How to Organize NodeJs Routes

A few routes in a NodeJs app – no problem. Just put them in your app.js. More than a handful? You’ll probably want to look at organizing your routes a different way. This will help keep your core app.js clean and make your actual routes easier to find.

Express Routes

The favorite http framework on NodeJs seems to be Express. I personally like it quite a bit. It’s simple, declarative, and allows you to set up all the normal HTTP commands with ease.

Did you know that Express comes with a binary/cli command called express. This command will setup a project structure and a lot of the boilerplate code for you. The docs contain a guide on how to run this. It has support for other cool options like session support or various css preprocessors.
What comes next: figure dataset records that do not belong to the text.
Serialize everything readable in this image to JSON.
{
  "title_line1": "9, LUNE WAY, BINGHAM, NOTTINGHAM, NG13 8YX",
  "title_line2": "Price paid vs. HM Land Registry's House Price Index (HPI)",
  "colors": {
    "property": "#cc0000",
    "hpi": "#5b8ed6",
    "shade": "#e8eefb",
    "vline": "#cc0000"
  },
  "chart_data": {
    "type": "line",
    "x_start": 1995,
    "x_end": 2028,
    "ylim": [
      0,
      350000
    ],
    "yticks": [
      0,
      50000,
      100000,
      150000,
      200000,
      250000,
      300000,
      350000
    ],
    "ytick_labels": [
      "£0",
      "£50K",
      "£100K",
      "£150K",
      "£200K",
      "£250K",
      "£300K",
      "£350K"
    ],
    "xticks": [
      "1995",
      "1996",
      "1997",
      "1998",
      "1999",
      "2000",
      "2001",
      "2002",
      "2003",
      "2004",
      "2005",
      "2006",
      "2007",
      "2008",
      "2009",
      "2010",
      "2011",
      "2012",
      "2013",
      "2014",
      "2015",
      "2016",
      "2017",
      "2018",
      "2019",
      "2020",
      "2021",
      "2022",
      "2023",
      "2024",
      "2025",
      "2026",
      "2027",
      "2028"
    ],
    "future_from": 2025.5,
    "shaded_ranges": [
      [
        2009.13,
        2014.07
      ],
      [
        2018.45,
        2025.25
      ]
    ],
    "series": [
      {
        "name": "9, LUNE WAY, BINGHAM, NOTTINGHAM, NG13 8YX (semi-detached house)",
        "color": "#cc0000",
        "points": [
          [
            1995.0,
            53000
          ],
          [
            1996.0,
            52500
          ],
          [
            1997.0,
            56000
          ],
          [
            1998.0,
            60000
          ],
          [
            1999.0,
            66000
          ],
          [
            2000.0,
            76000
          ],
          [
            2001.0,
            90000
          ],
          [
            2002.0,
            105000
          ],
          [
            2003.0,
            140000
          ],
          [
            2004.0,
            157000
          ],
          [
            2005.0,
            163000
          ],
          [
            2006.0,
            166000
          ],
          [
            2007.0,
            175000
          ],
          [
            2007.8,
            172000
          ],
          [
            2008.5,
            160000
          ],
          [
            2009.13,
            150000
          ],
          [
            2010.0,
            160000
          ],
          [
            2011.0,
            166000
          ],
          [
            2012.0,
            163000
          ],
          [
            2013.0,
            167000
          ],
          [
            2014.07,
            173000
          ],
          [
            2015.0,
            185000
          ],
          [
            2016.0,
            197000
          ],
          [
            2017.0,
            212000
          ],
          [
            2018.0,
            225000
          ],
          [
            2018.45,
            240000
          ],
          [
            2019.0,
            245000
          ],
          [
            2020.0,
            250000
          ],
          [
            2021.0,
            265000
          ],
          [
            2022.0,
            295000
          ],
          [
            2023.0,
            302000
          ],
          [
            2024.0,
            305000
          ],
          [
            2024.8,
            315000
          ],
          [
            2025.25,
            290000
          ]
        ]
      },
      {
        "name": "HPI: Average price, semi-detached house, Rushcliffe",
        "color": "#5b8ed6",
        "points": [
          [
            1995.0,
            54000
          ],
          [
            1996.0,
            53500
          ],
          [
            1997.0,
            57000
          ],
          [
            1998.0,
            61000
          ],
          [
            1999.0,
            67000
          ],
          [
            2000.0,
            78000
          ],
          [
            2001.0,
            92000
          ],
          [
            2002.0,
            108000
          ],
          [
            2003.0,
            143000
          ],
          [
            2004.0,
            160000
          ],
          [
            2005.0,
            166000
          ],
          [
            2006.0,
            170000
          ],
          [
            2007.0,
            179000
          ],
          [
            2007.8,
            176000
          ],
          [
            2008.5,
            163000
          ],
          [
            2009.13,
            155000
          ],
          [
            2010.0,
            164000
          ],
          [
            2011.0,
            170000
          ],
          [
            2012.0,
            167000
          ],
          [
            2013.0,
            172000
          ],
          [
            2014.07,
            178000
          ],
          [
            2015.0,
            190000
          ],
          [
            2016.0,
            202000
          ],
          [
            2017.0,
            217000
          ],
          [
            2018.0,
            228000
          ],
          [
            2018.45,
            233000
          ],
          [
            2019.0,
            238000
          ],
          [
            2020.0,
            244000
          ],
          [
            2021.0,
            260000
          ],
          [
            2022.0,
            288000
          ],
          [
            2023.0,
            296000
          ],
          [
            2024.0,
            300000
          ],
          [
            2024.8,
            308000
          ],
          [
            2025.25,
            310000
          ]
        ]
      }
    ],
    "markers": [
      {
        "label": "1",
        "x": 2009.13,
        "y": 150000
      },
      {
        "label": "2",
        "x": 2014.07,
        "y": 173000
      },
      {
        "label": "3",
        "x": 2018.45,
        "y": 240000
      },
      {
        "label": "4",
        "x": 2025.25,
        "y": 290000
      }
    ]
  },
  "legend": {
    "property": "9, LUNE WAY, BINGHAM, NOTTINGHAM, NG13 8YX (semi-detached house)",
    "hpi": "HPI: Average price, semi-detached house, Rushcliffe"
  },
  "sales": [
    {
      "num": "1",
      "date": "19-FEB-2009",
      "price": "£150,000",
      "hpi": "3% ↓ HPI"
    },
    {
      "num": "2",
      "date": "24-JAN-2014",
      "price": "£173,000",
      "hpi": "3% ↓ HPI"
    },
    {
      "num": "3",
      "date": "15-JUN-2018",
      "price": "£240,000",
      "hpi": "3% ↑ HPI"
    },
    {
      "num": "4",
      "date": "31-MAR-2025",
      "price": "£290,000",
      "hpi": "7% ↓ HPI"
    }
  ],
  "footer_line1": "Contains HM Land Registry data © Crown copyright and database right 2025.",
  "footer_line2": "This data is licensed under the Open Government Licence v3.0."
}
A sample run and the file structure that it will create looks something like this:

$ express --sessions --css stylus --ejs myapp

create : myapp
create : myapp/package.json
create : myapp/app.js
create : myapp/public
create : myapp/public/javascripts
create : myapp/public/images
create : myapp/public/stylesheets
create : myapp/public/stylesheets/style.styl
create : myapp/routes
create : myapp/routes/index.js
create : myapp/views
create : myapp/views/index.ejs

In that generated code, your app.js references a route like this:

var routes = require('./routes');
app.get('/', routes.index);

And the route, index.js, looks like:

exports.index = function(req, res){
  res.render('index', { title: 'Express' });

I like this, but it’s still not the best. I don’t like having to list the app.get(), etc. in app.js. This list will get long. So, how would I adjust?

All http commands in separate files

Instead, I want to tell app.js about my routes, but I want each route file to hook itself up to express directly.

Showing the adjustments, app.js:

var app = express();
var indexRt = require('./routes/index')(app);

This time, more goodies in index.js:

module.exports = function (app) {
  app.get('/', function (req, res) {

The difference is somewhat slight. Now, instead of each http command listed in your app, only each resource (in REST terms) is listed in app. Each command for a resource is listed in that resource’s route.js.

There are surely many ways to organize your NodeJs routes. Express gives a great starting pattern. Our adjustment adds a slight optimization. Organizing your routes will help your main app.js file stay way cleaner, and you’ll be able to find your routes more easily.

But this surely can’t be the best way for everyone. What are the ways that you’ve found successful in organizing your routes?

Note: this post uses express 3 syntax.